Let ${X_n : n = 0, 1, 2, . . .}$ denote a Markov chain with the states $S = {1, 2, 3}$ and transition matrix P given by
$$
\begin{bmatrix}
0 & 0.5 & 0.5 \\
0.1 & 0 & 0.9 \\
0.8 & 0.2 & 0
\end{bmatrix}
$$
Determine whether the Markov chain has a marginal distribution. Determine the it and explain how you found it. Also determine whether the boundary distribution is unique.
So i know that an irreducible and aperiodic markov chain has a unique solution, which also is the limiting distribution. In this case, the stationary distribution is a limiting distribution. To find the stationary distribution i need to solve the following:
\begin{align*}
\pi_1 &= \frac{1}{2}\pi_2 + \frac{1}{2}\pi_3 \\
\pi_2 &= \frac{1}{10}\pi_1 + \frac{9}{10}\pi_3 \\
\pi_3 &= \frac{8}{10}\pi_1 + \frac{2}{10}\pi_2 \\
1 &= \pi_1 + \pi_2 + \pi_3
\end{align*}
I have solved it and got that $\pi_1 = \frac{1}{3}$, $\pi_2 = \frac{1}{3}$ and $\pi_3 = \frac{1}{3}$
Now that i have found my stationary distribution, which is also the limiting distribution what do i do with it? Is my limiting distribution the marginal distribution?
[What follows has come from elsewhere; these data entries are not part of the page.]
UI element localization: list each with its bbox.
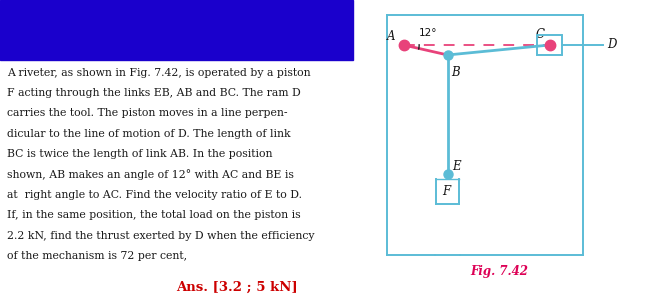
Text: at  right angle to AC. Find the velocity ratio of E to D.: at right angle to AC. Find the velocity … (7, 190, 303, 200)
Text: A: A (388, 30, 396, 43)
Text: carries the tool. The piston moves in a line perpen-: carries the tool. The piston moves in a … (7, 108, 288, 118)
Text: A riveter, as shown in Fig. 7.42, is operated by a piston: A riveter, as shown in Fig. 7.42, is ope… (7, 68, 311, 77)
Text: shown, AB makes an angle of 12° with AC and BE is: shown, AB makes an angle of 12° with AC … (7, 169, 294, 180)
Text: Fig. 7.42: Fig. 7.42 (470, 265, 528, 278)
Text: 2.2 kN, find the thrust exerted by D when the efficiency: 2.2 kN, find the thrust exerted by D whe… (7, 231, 315, 241)
Text: D: D (607, 38, 617, 52)
Text: F: F (442, 185, 450, 198)
Text: 12°: 12° (419, 28, 438, 38)
Text: F acting through the links EB, AB and BC. The ram D: F acting through the links EB, AB and BC… (7, 88, 301, 98)
Text: BC is twice the length of link AB. In the position: BC is twice the length of link AB. In th… (7, 149, 273, 159)
Bar (537, 35, 562, 55)
Text: If, in the same position, the total load on the piston is: If, in the same position, the total load… (7, 210, 301, 220)
Text: B: B (451, 66, 460, 80)
Text: Ans. [3.2 ; 5 kN]: Ans. [3.2 ; 5 kN] (176, 281, 298, 294)
Text: E: E (453, 160, 461, 172)
Text: dicular to the line of motion of D. The length of link: dicular to the line of motion of D. The … (7, 129, 291, 139)
Text: of the mechanism is 72 per cent,: of the mechanism is 72 per cent, (7, 251, 188, 261)
Text: C: C (535, 28, 544, 41)
Bar (0, 0, 353, 60)
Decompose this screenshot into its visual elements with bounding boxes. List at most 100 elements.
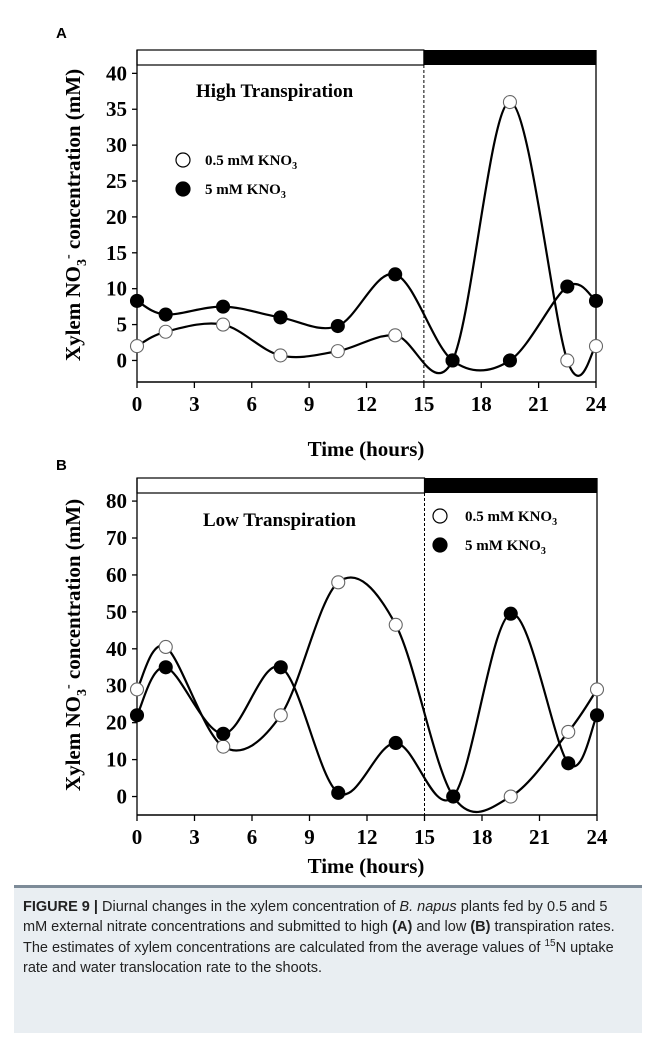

I know that the desired marginal distribution that i need to find is $(0.35, 0.25, 0.4)$ but i can't manage to get this.
Best Answer
I have most of my information from the book Introduction to Probability, Statistics, and Random Processes by Hossein Pishro-Nik and will reference the pages i have looked at for the PDF version here and there!
We have that an irreducible and aperiodic Markov chain has a unique solution, which is also a limiting distribution of the Markov chain. In this case, if the chain is also aperiodic, we conclude that the stationary distribution is a limiting distribution (page 871).
By using RStudio you get the Markov chain is both irreducible and aperiodic and therefore has a unique solution, which is the stationary distribution, which is then a limiting distribution. The stationary distribution can be found by solving $\pi = \pi P$ which is just the following equations (Example 11.15 on page 872): \begin{align*} \pi_1 &= \frac{1}{10}\pi_2 + \frac{8}{10}\pi_3 \\ \pi_2 &= \frac{1}{2}\pi_1 + \frac{2}{10}\pi_3 \\ \pi_3 &= \frac{1}{2}\pi_1 + \frac{9}{10}\pi_2 \\ 1 &= \pi_1 + \pi_2 + \pi_3 \end{align*} After which you get the stationary distribution, which is also the limit distribution: $\pi_1 = 0.35$, $\pi_2 = 0.25$ og $\pi_1 = 0.40$.